Souvent associée au secteur sanitaire, l’éducation thérapeutique peut aussi être proposée aux personnes polyhandicapées accompagnées dans les établissements et services médico-sociaux (ESMS) et promue auprès des professionnels et des proches qui les accompagnent. Telle est la conclusion d’une recherche-action menée par le Groupe polyhandicap France, qui s’appuie sur une enquête réalisée auprès de plus de 40 structures et de 75 familles des personnes concernées(1). Si l’éducation thérapeutique – qui consiste à aider la personne malade ou handicapée à acquérir des compétences pour gérer au mieux sa vie et ses soins – ne figure pas « expressément dans le lexique professionnel ni dans les conditions d’évaluation externe des établissements et services », dans la pratique, les équipes sont « de plus en plus soucieuses de la meilleure compréhension et participation [aux soins] des enfants et adultes polyhandicapés et de leurs aidants », expliquent les auteurs. Ces derniers notent aussi qu’en dépit d’une déficience intellectuelle constante chez la personne polyhandicapée, l’expérience des acteurs (professionnels et aidants) montre que la personne est souvent sensible « à une forme (même limitée) de participation et de compréhension des actes techniques et des pratiques éducatives et de communication qui lui sont adressés, gage d’une meilleure évolution globale ».

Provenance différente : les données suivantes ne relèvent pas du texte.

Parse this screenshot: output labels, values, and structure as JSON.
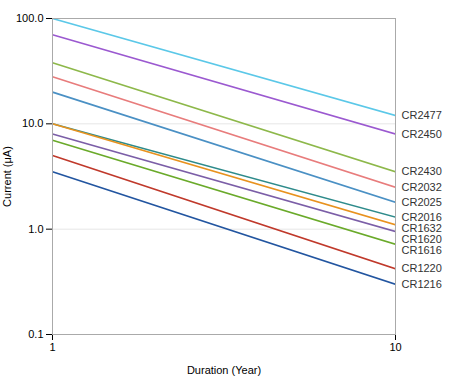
{
  "chart_data": {
    "type": "line",
    "xlabel": "Duration (Year)",
    "ylabel": "Current (μA)",
    "x": [
      1,
      10
    ],
    "series": [
      {
        "name": "CR2477",
        "color": "#5bc8e8",
        "values": [
          100.0,
          12.0
        ]
      },
      {
        "name": "CR2450",
        "color": "#9b59d0",
        "values": [
          70.0,
          8.0
        ]
      },
      {
        "name": "CR2430",
        "color": "#8db84a",
        "values": [
          38.0,
          3.5
        ]
      },
      {
        "name": "CR2032",
        "color": "#e87c7c",
        "values": [
          28.0,
          2.5
        ]
      },
      {
        "name": "CR2025",
        "color": "#4a90c4",
        "values": [
          20.0,
          1.8
        ]
      },
      {
        "name": "CR2016",
        "color": "#2e8b8b",
        "values": [
          10.0,
          1.3
        ]
      },
      {
        "name": "CR1632",
        "color": "#e8921e",
        "values": [
          10.0,
          1.1
        ]
      },
      {
        "name": "CR1620",
        "color": "#7b5ea7",
        "values": [
          8.0,
          0.95
        ]
      },
      {
        "name": "CR1616",
        "color": "#6aaa2a",
        "values": [
          7.0,
          0.72
        ]
      },
      {
        "name": "CR1220",
        "color": "#c0392b",
        "values": [
          5.0,
          0.42
        ]
      },
      {
        "name": "CR1216",
        "color": "#2255a0",
        "values": [
          3.5,
          0.3
        ]
      }
    ],
    "xlim": [
      1,
      10
    ],
    "ylim": [
      0.1,
      100.0
    ],
    "xticks": [
      1,
      10
    ],
    "yticks": [
      0.1,
      {
        "value": 1.0,
        "label": "1.0"
      },
      {
        "value": 10.0,
        "label": "10.0"
      },
      {
        "value": 100.0,
        "label": "100.0"
      }
    ],
    "log": true,
    "grid": true
  }
}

Premier enseignement de l’enquête : la majorité (66 %) des équipes des structures interrogées connaît le concept d’éducation thérapeutique, ce qui est « une relative bonne surprise » et permet d’envisager que « l’éducation thérapeutique traverse la frontière sanitaire et se développe à court terme plus largement dans les ESMS ». De leur côté, 76 % des familles ayant répondu à l’enquête déclarent ne pas connaître le concept d’éducation thérapeutique et seulement 27 % indiquent que leur proche en bénéficie. Les soins qui font l’objet d’éducation thérapeutique sont divers : installations et confort de la personne, communication et relation, aide à la fonction digestive et respiratoire…
Dans les structures, cette démarche n’est formalisée dans le projet d’établissement que dans 22 % des cas. Si tous les métiers sont impliqués, les éducateurs et les aides médico-psychologiques « sont moins mobilisés que leurs homologues médicaux et paramédicaux alors qu’ils sont plus durablement au contact quotidien des personnes polyhandicapées », pointent les auteurs. Seulement 27 % des professionnels ayant répondu indiquent avoir été formés à l’éducation thérapeutique (7 % pour les familles), le plus souvent de façon globale et non spécifique au polyhandicap. Une large majorité des équipes (74 %) déclare y associer la personne polyhandicapée. « Concrètement, cette participation est obtenue par une adaptation très personnalisée en termes de relation, de communication, de rituels, de démarche énoncée » et la mise en œuvre de l’éducation thérapeutique « est nécessairement empirique, considérant les grandes variétés [des relations] interindividuelles des personnes polyhandicapées », précisent les auteurs. En revanche, parmi les familles dont le proche bénéficie d’une démarche d’éducation thérapeutique, seules 30 % affirment que la personne polyhandicapée y est associée. Cela se traduit par la communication verbale ou non verbale (notamment avec l’aide de pictogrammes), par la sensorialité (sons, intonation, odeurs, toucher) et par la présence systématique de la personne lors des explications apportées par les professionnels.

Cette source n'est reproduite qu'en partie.